By 2005, OHIP had stopped covering physiotherapy and chiropractic care. Most outpatients are not covered for psychological treatment or the therapy they need to learn to speak again after a brain injury. So instead of lining up for public health care, survivors of accidents must submit treatment plans to insurance companies, requesting approval for treatment in the private sector. That call is made not only with an eye to the care required, but to its affordability.

Insurers insist that rising medical costs put them on the brink of financial ruin. There’s just one problem with that claim: If the whole industry needs to be overhauled to account for such costs, why do a number of companies continue to make impressive profits? And medical and rehab costs have been rising for many years. Why did insurers not propose a rise in rates a long time ago? Some companies have failed to respond to these obvious market forces and are predictably sinking as a result.
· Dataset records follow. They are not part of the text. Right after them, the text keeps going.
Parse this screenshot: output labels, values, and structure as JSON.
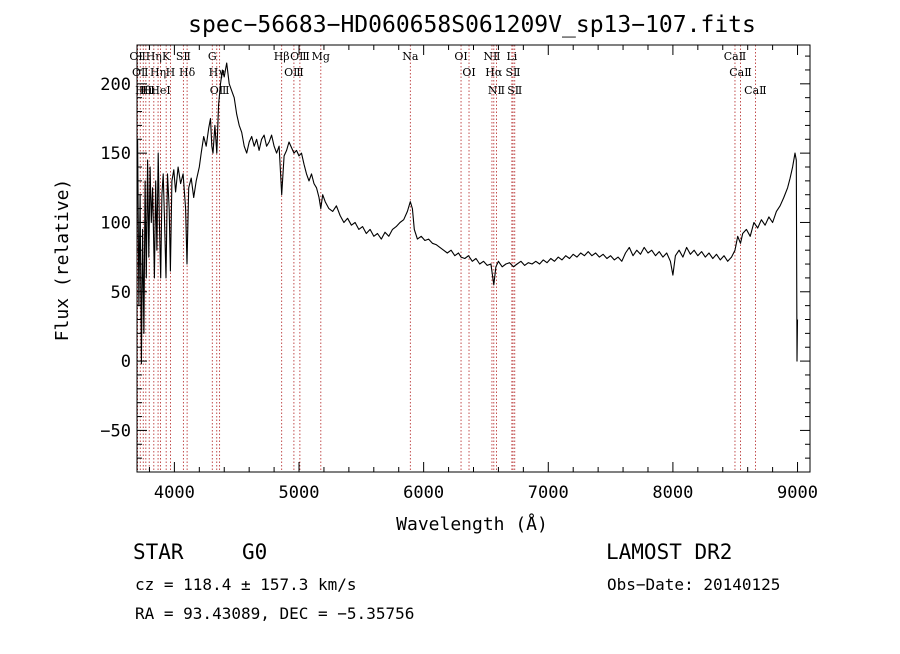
{
  "colors": {
    "foreground": "#000000",
    "reference_line": "#b22222",
    "background": "#ffffff"
  },
  "chart_data": {
    "type": "line",
    "title": "spec−56683−HD060658S061209V_sp13−107.fits",
    "xlabel": "Wavelength (Å)",
    "ylabel": "Flux (relative)",
    "xlim": [
      3700,
      9100
    ],
    "ylim": [
      -80,
      228
    ],
    "x_ticks": [
      4000,
      5000,
      6000,
      7000,
      8000,
      9000
    ],
    "y_ticks": [
      -50,
      0,
      50,
      100,
      150,
      200
    ],
    "x_tick_labels": [
      "4000",
      "5000",
      "6000",
      "7000",
      "8000",
      "9000"
    ],
    "y_tick_labels": [
      "−50",
      "0",
      "50",
      "100",
      "150",
      "200"
    ],
    "grid": false,
    "series": [
      {
        "points": [
          [
            3705,
            160
          ],
          [
            3715,
            40
          ],
          [
            3725,
            120
          ],
          [
            3735,
            -2
          ],
          [
            3745,
            95
          ],
          [
            3755,
            20
          ],
          [
            3765,
            130
          ],
          [
            3775,
            60
          ],
          [
            3785,
            145
          ],
          [
            3795,
            75
          ],
          [
            3805,
            140
          ],
          [
            3815,
            100
          ],
          [
            3825,
            125
          ],
          [
            3840,
            60
          ],
          [
            3850,
            130
          ],
          [
            3860,
            80
          ],
          [
            3870,
            150
          ],
          [
            3880,
            100
          ],
          [
            3890,
            60
          ],
          [
            3900,
            120
          ],
          [
            3910,
            135
          ],
          [
            3920,
            105
          ],
          [
            3933,
            60
          ],
          [
            3945,
            135
          ],
          [
            3958,
            110
          ],
          [
            3968,
            65
          ],
          [
            3980,
            130
          ],
          [
            3995,
            138
          ],
          [
            4010,
            122
          ],
          [
            4030,
            140
          ],
          [
            4050,
            128
          ],
          [
            4070,
            135
          ],
          [
            4090,
            110
          ],
          [
            4101,
            70
          ],
          [
            4115,
            125
          ],
          [
            4135,
            132
          ],
          [
            4155,
            118
          ],
          [
            4175,
            130
          ],
          [
            4200,
            140
          ],
          [
            4215,
            150
          ],
          [
            4235,
            162
          ],
          [
            4255,
            155
          ],
          [
            4275,
            168
          ],
          [
            4290,
            175
          ],
          [
            4300,
            155
          ],
          [
            4310,
            150
          ],
          [
            4325,
            170
          ],
          [
            4340,
            150
          ],
          [
            4355,
            185
          ],
          [
            4370,
            200
          ],
          [
            4385,
            210
          ],
          [
            4400,
            205
          ],
          [
            4420,
            215
          ],
          [
            4440,
            200
          ],
          [
            4460,
            195
          ],
          [
            4480,
            190
          ],
          [
            4500,
            178
          ],
          [
            4520,
            170
          ],
          [
            4540,
            165
          ],
          [
            4560,
            155
          ],
          [
            4580,
            150
          ],
          [
            4600,
            158
          ],
          [
            4620,
            162
          ],
          [
            4640,
            155
          ],
          [
            4660,
            160
          ],
          [
            4680,
            152
          ],
          [
            4700,
            160
          ],
          [
            4720,
            163
          ],
          [
            4740,
            155
          ],
          [
            4760,
            158
          ],
          [
            4780,
            163
          ],
          [
            4800,
            155
          ],
          [
            4820,
            150
          ],
          [
            4840,
            155
          ],
          [
            4861,
            120
          ],
          [
            4880,
            148
          ],
          [
            4900,
            152
          ],
          [
            4920,
            158
          ],
          [
            4940,
            154
          ],
          [
            4960,
            150
          ],
          [
            4980,
            152
          ],
          [
            5000,
            148
          ],
          [
            5020,
            150
          ],
          [
            5040,
            142
          ],
          [
            5060,
            135
          ],
          [
            5080,
            130
          ],
          [
            5100,
            135
          ],
          [
            5120,
            128
          ],
          [
            5140,
            125
          ],
          [
            5160,
            118
          ],
          [
            5175,
            110
          ],
          [
            5190,
            120
          ],
          [
            5210,
            115
          ],
          [
            5240,
            110
          ],
          [
            5270,
            108
          ],
          [
            5300,
            112
          ],
          [
            5330,
            105
          ],
          [
            5360,
            100
          ],
          [
            5390,
            103
          ],
          [
            5420,
            98
          ],
          [
            5450,
            100
          ],
          [
            5480,
            95
          ],
          [
            5510,
            97
          ],
          [
            5540,
            92
          ],
          [
            5570,
            95
          ],
          [
            5600,
            90
          ],
          [
            5630,
            92
          ],
          [
            5660,
            88
          ],
          [
            5690,
            93
          ],
          [
            5720,
            90
          ],
          [
            5750,
            95
          ],
          [
            5780,
            97
          ],
          [
            5810,
            100
          ],
          [
            5840,
            102
          ],
          [
            5870,
            108
          ],
          [
            5893,
            115
          ],
          [
            5910,
            110
          ],
          [
            5925,
            95
          ],
          [
            5950,
            88
          ],
          [
            5980,
            90
          ],
          [
            6010,
            87
          ],
          [
            6040,
            88
          ],
          [
            6070,
            85
          ],
          [
            6100,
            84
          ],
          [
            6130,
            82
          ],
          [
            6160,
            80
          ],
          [
            6190,
            78
          ],
          [
            6220,
            80
          ],
          [
            6250,
            76
          ],
          [
            6280,
            78
          ],
          [
            6300,
            75
          ],
          [
            6330,
            74
          ],
          [
            6360,
            76
          ],
          [
            6390,
            72
          ],
          [
            6420,
            74
          ],
          [
            6450,
            70
          ],
          [
            6480,
            72
          ],
          [
            6510,
            69
          ],
          [
            6540,
            70
          ],
          [
            6563,
            55
          ],
          [
            6580,
            68
          ],
          [
            6600,
            72
          ],
          [
            6630,
            68
          ],
          [
            6660,
            70
          ],
          [
            6690,
            71
          ],
          [
            6720,
            68
          ],
          [
            6750,
            70
          ],
          [
            6780,
            72
          ],
          [
            6810,
            69
          ],
          [
            6840,
            71
          ],
          [
            6870,
            70
          ],
          [
            6900,
            72
          ],
          [
            6930,
            70
          ],
          [
            6960,
            73
          ],
          [
            6990,
            71
          ],
          [
            7020,
            74
          ],
          [
            7050,
            72
          ],
          [
            7080,
            75
          ],
          [
            7110,
            73
          ],
          [
            7140,
            76
          ],
          [
            7170,
            74
          ],
          [
            7200,
            77
          ],
          [
            7230,
            75
          ],
          [
            7260,
            78
          ],
          [
            7290,
            76
          ],
          [
            7320,
            79
          ],
          [
            7350,
            76
          ],
          [
            7380,
            78
          ],
          [
            7410,
            75
          ],
          [
            7440,
            77
          ],
          [
            7470,
            74
          ],
          [
            7500,
            76
          ],
          [
            7530,
            73
          ],
          [
            7560,
            75
          ],
          [
            7590,
            72
          ],
          [
            7620,
            78
          ],
          [
            7650,
            82
          ],
          [
            7680,
            76
          ],
          [
            7710,
            80
          ],
          [
            7740,
            77
          ],
          [
            7770,
            82
          ],
          [
            7800,
            78
          ],
          [
            7830,
            80
          ],
          [
            7860,
            76
          ],
          [
            7890,
            79
          ],
          [
            7920,
            75
          ],
          [
            7950,
            78
          ],
          [
            7980,
            72
          ],
          [
            8000,
            62
          ],
          [
            8020,
            76
          ],
          [
            8050,
            80
          ],
          [
            8080,
            75
          ],
          [
            8110,
            82
          ],
          [
            8140,
            77
          ],
          [
            8170,
            80
          ],
          [
            8200,
            76
          ],
          [
            8230,
            79
          ],
          [
            8260,
            75
          ],
          [
            8290,
            78
          ],
          [
            8320,
            74
          ],
          [
            8350,
            77
          ],
          [
            8380,
            73
          ],
          [
            8410,
            76
          ],
          [
            8440,
            72
          ],
          [
            8470,
            75
          ],
          [
            8498,
            80
          ],
          [
            8520,
            90
          ],
          [
            8542,
            85
          ],
          [
            8560,
            92
          ],
          [
            8590,
            95
          ],
          [
            8620,
            90
          ],
          [
            8650,
            100
          ],
          [
            8680,
            96
          ],
          [
            8710,
            102
          ],
          [
            8740,
            98
          ],
          [
            8770,
            104
          ],
          [
            8800,
            100
          ],
          [
            8830,
            108
          ],
          [
            8860,
            112
          ],
          [
            8890,
            118
          ],
          [
            8920,
            125
          ],
          [
            8940,
            132
          ],
          [
            8960,
            140
          ],
          [
            8980,
            150
          ],
          [
            8990,
            145
          ],
          [
            8996,
            0
          ],
          [
            9000,
            30
          ]
        ]
      }
    ],
    "reference_lines": [
      {
        "x": 3705,
        "labels": [
          "OⅡ"
        ]
      },
      {
        "x": 3726,
        "labels": [
          "OⅡ"
        ]
      },
      {
        "x": 3750,
        "labels": [
          "Hθ"
        ]
      },
      {
        "x": 3771,
        "labels": [
          "Hι"
        ]
      },
      {
        "x": 3798,
        "labels": [
          "Hι"
        ]
      },
      {
        "x": 3835,
        "labels": [
          "Hη"
        ]
      },
      {
        "x": 3869,
        "labels": [
          "Hη"
        ]
      },
      {
        "x": 3889,
        "labels": [
          "HeⅠ"
        ]
      },
      {
        "x": 3934,
        "labels": [
          "K"
        ]
      },
      {
        "x": 3968,
        "labels": [
          "H"
        ]
      },
      {
        "x": 4072,
        "labels": [
          "SⅡ"
        ]
      },
      {
        "x": 4102,
        "labels": [
          "Hδ"
        ]
      },
      {
        "x": 4304,
        "labels": [
          "G"
        ]
      },
      {
        "x": 4340,
        "labels": [
          "Hγ"
        ]
      },
      {
        "x": 4363,
        "labels": [
          "OⅢ"
        ]
      },
      {
        "x": 4861,
        "labels": [
          "Hβ"
        ]
      },
      {
        "x": 4959,
        "labels": [
          "OⅢ"
        ]
      },
      {
        "x": 5007,
        "labels": [
          "OⅢ"
        ]
      },
      {
        "x": 5175,
        "labels": [
          "Mg"
        ]
      },
      {
        "x": 5893,
        "labels": [
          "Na"
        ]
      },
      {
        "x": 6300,
        "labels": [
          "OⅠ"
        ]
      },
      {
        "x": 6364,
        "labels": [
          "OⅠ"
        ]
      },
      {
        "x": 6548,
        "labels": [
          "NⅡ"
        ]
      },
      {
        "x": 6563,
        "labels": [
          "Hα"
        ]
      },
      {
        "x": 6584,
        "labels": [
          "NⅡ"
        ]
      },
      {
        "x": 6708,
        "labels": [
          "Li"
        ]
      },
      {
        "x": 6717,
        "labels": [
          "SⅡ"
        ]
      },
      {
        "x": 6731,
        "labels": [
          "SⅡ"
        ]
      },
      {
        "x": 8498,
        "labels": [
          "CaⅡ"
        ]
      },
      {
        "x": 8542,
        "labels": [
          "CaⅡ"
        ]
      },
      {
        "x": 8662,
        "labels": [
          "CaⅡ"
        ]
      }
    ]
  },
  "footer": {
    "object_class": "STAR",
    "subclass": "G0",
    "survey": "LAMOST DR2",
    "redshift": "cz = 118.4 ± 157.3 km/s",
    "obs_date": "Obs−Date: 20140125",
    "coords": "RA =  93.43089, DEC =  −5.35756"
  }
}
But by no means all. MSA Research, an analytical research firm focused on the Canadian insurance industry, lists the total income of Canadian property and casualty insurance companies in 2008 as more than $2.6 billion. That’s down from previous years but still impressive, and after a decade in which insurance industry profits rose continuously from more than $100 million in 2000 to many times that figure in 2007.
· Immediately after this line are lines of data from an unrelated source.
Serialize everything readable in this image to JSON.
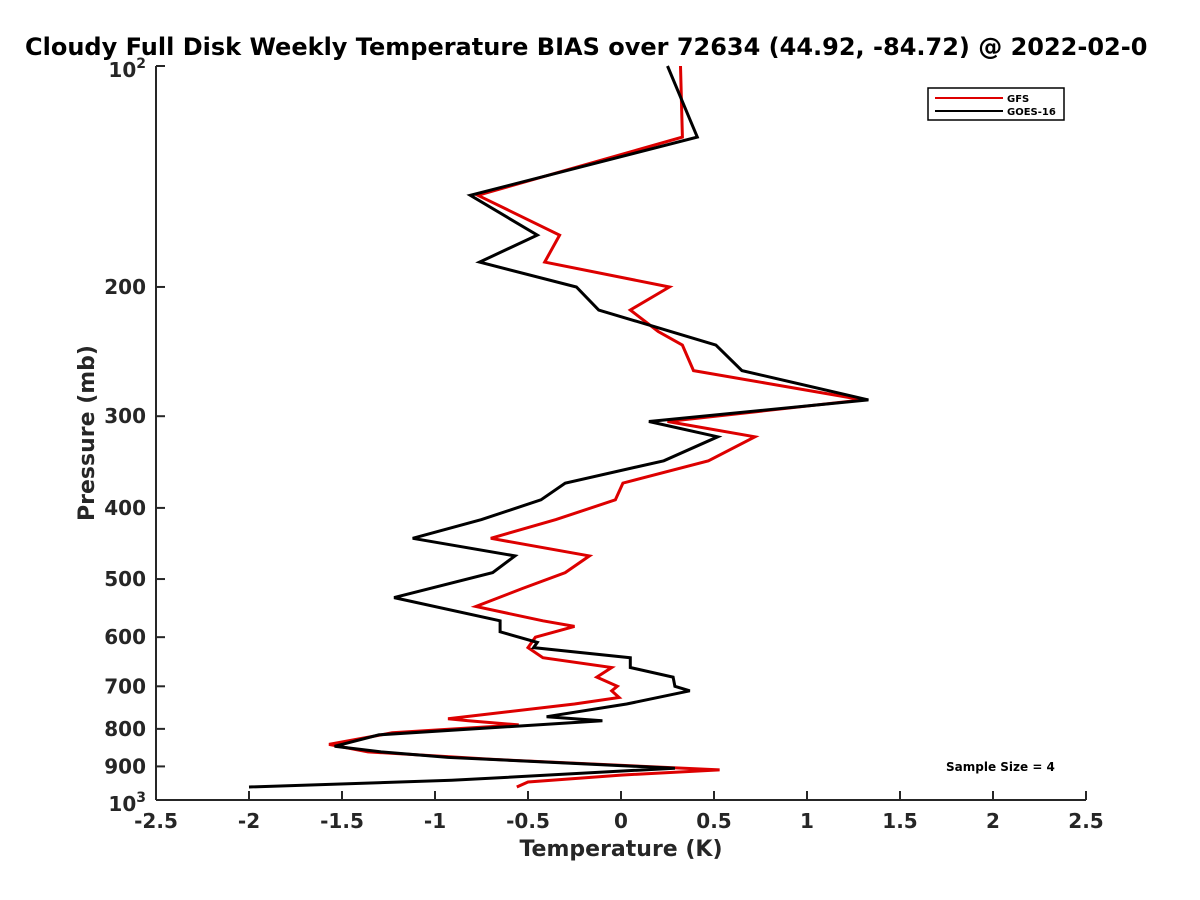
{
  "chart_data": {
    "type": "line",
    "title": "Cloudy Full Disk Weekly Temperature BIAS over 72634 (44.92, -84.72) @ 2022-02-0",
    "xlabel": "Temperature (K)",
    "ylabel": "Pressure (mb)",
    "xlim": [
      -2.5,
      2.5
    ],
    "ylim": [
      100,
      1000
    ],
    "y_scale": "log",
    "y_reversed": true,
    "grid": false,
    "legend_position": "top-right",
    "x_ticks": [
      "-2.5",
      "-2",
      "-1.5",
      "-1",
      "-0.5",
      "0",
      "0.5",
      "1",
      "1.5",
      "2",
      "2.5"
    ],
    "x_tick_values": [
      -2.5,
      -2,
      -1.5,
      -1,
      -0.5,
      0,
      0.5,
      1,
      1.5,
      2,
      2.5
    ],
    "y_ticks": [
      {
        "value": 100,
        "base": "10",
        "exp": "2"
      },
      {
        "value": 200,
        "label": "200"
      },
      {
        "value": 300,
        "label": "300"
      },
      {
        "value": 400,
        "label": "400"
      },
      {
        "value": 500,
        "label": "500"
      },
      {
        "value": 600,
        "label": "600"
      },
      {
        "value": 700,
        "label": "700"
      },
      {
        "value": 800,
        "label": "800"
      },
      {
        "value": 900,
        "label": "900"
      },
      {
        "value": 1000,
        "base": "10",
        "exp": "3"
      }
    ],
    "series": [
      {
        "name": "GFS",
        "color": "#dd0000",
        "points": [
          [
            0.32,
            100
          ],
          [
            0.33,
            125
          ],
          [
            -0.77,
            150
          ],
          [
            -0.33,
            170
          ],
          [
            -0.41,
            185
          ],
          [
            0.26,
            200
          ],
          [
            0.05,
            215
          ],
          [
            0.2,
            230
          ],
          [
            0.33,
            240
          ],
          [
            0.39,
            260
          ],
          [
            1.3,
            285
          ],
          [
            0.25,
            305
          ],
          [
            0.72,
            320
          ],
          [
            0.47,
            345
          ],
          [
            0.01,
            370
          ],
          [
            -0.03,
            390
          ],
          [
            -0.35,
            415
          ],
          [
            -0.7,
            440
          ],
          [
            -0.17,
            465
          ],
          [
            -0.3,
            490
          ],
          [
            -0.53,
            515
          ],
          [
            -0.78,
            545
          ],
          [
            -0.42,
            570
          ],
          [
            -0.25,
            580
          ],
          [
            -0.46,
            600
          ],
          [
            -0.5,
            620
          ],
          [
            -0.42,
            640
          ],
          [
            -0.05,
            660
          ],
          [
            -0.13,
            680
          ],
          [
            -0.02,
            700
          ],
          [
            -0.05,
            710
          ],
          [
            -0.01,
            725
          ],
          [
            -0.25,
            740
          ],
          [
            -0.93,
            775
          ],
          [
            -0.82,
            780
          ],
          [
            -0.55,
            790
          ],
          [
            -1.23,
            810
          ],
          [
            -1.57,
            840
          ],
          [
            -1.36,
            860
          ],
          [
            -0.7,
            880
          ],
          [
            0.53,
            910
          ],
          [
            0.0,
            925
          ],
          [
            -0.5,
            945
          ],
          [
            -0.56,
            960
          ]
        ]
      },
      {
        "name": "GOES-16",
        "color": "#000000",
        "points": [
          [
            0.25,
            100
          ],
          [
            0.41,
            125
          ],
          [
            -0.81,
            150
          ],
          [
            -0.45,
            170
          ],
          [
            -0.76,
            185
          ],
          [
            -0.24,
            200
          ],
          [
            -0.12,
            215
          ],
          [
            0.51,
            240
          ],
          [
            0.65,
            260
          ],
          [
            1.33,
            285
          ],
          [
            0.15,
            305
          ],
          [
            0.52,
            320
          ],
          [
            0.23,
            345
          ],
          [
            -0.3,
            370
          ],
          [
            -0.43,
            390
          ],
          [
            -0.75,
            415
          ],
          [
            -1.12,
            440
          ],
          [
            -0.57,
            465
          ],
          [
            -0.69,
            490
          ],
          [
            -1.22,
            530
          ],
          [
            -0.65,
            570
          ],
          [
            -0.65,
            590
          ],
          [
            -0.45,
            610
          ],
          [
            -0.47,
            620
          ],
          [
            0.05,
            640
          ],
          [
            0.05,
            660
          ],
          [
            0.28,
            680
          ],
          [
            0.29,
            700
          ],
          [
            0.37,
            710
          ],
          [
            0.03,
            740
          ],
          [
            -0.4,
            770
          ],
          [
            -0.1,
            780
          ],
          [
            -1.3,
            815
          ],
          [
            -1.54,
            845
          ],
          [
            -1.29,
            860
          ],
          [
            -0.93,
            875
          ],
          [
            0.29,
            905
          ],
          [
            -0.91,
            940
          ],
          [
            -2.0,
            960
          ]
        ]
      }
    ],
    "annotations": [
      "Sample Size = 4"
    ]
  }
}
But rather than weathering the economic crisis like other industries, auto insurers are asking the government to legislate them out of a downturn.
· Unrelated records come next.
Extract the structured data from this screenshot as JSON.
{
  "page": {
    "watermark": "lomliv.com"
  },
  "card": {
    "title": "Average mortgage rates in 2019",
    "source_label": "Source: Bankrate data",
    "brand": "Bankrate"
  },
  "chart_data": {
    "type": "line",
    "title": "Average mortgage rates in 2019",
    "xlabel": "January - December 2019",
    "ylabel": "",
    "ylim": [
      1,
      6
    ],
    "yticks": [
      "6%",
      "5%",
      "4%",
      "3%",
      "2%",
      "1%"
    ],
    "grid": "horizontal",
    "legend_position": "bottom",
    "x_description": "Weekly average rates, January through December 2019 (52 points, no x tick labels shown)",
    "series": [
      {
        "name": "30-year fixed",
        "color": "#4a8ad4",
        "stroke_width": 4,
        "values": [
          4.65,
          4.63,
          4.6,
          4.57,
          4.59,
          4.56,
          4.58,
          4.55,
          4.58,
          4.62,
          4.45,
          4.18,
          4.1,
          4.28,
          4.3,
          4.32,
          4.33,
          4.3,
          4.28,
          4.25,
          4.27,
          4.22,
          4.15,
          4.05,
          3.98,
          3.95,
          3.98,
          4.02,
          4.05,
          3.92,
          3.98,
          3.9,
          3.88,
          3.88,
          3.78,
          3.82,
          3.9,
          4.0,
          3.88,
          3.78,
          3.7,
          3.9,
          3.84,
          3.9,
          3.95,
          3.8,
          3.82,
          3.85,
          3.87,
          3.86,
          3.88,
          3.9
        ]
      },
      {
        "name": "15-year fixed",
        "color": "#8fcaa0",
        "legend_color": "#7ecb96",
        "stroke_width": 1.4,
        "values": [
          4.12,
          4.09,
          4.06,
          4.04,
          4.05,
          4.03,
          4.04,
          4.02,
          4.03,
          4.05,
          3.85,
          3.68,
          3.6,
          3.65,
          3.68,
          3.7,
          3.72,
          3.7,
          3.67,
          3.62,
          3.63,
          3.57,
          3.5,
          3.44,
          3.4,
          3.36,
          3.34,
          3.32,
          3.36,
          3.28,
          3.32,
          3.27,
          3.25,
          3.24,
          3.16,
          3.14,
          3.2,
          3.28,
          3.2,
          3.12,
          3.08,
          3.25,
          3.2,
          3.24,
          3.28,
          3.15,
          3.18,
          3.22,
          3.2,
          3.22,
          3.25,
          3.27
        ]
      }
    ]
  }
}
And they’re asking for help without first finding ways to increase efficiency on their own.

Insurance companies spend an enormous amount of money on bewildering bureaucratic procedures that are – even according to FSCO – costly and increasingly difficult to navigate.
They send out “independent examiners” to assess accident victims who have already been assessed, sometimes several times.

It’s meant as an occasional check to make sure therapists are not requesting unnecessary treatment. But according to a recent report by the Insurance Bureau of Canada, this corrective measure has become a subindustry in its own right. For every dollar insurance companies spend on treatment, they spend an additional 60 cents or more on assessments alone.

There is a host of other factors too, which have an impact on insurers’ performance, from their handling of premiums and payouts, to marketing, forecasts and investments. All of this and more affects insurers’ profits, but they have instead drawn apocalyptic graphs of rising medical costs and falling profits, begging governments to step in to rectify the ratios.

This would not be the first time. Back in 2003, insurers persuaded the Ernie Eves government to double the amount insurance companies receive in deductibles.

Families whose loved ones were killed or injured must pay insurance companies thousands of dollars out of their settlements. This is a gross injustice, which continues to this day.

To its credit, FSCO recommended the government eliminate deductibles for fatal claims and reduce them for the rest. This would allow more people to access justice without being deterred by the threat of financial penalties.

But by seeking a 75 per cent reduction in accident benefits, insurers are trying to balance their books on the backs of accident victims.

There’s no question the system is in need of an overhaul. Insurers are sometimes billed for unnecessary or inappropriate medical assessments. Inexperienced insurance adjusters reject treatment plans without good reason. But before begging for deliverance, insurers should first purge their costly and creaky bureaucracy.

Accident survivors should be given treatment that is reasonable and necessary – not the cheapest and most expedient.

The kind of treatment necessary, and when it should cease, should be determined by close medical scrutiny, not by a crude bottom line.

Cutting off people in need of care would leave them in a state of deep distress. We run the risk of making people suffer not only from untreated physical illnesses, but from the psychological illness that results.

In an effort to save a few thousand dollars, we would have instead a number of people who do not heal, do not return to work and who then depend on a host of public services.

In this scenario, we all end up paying.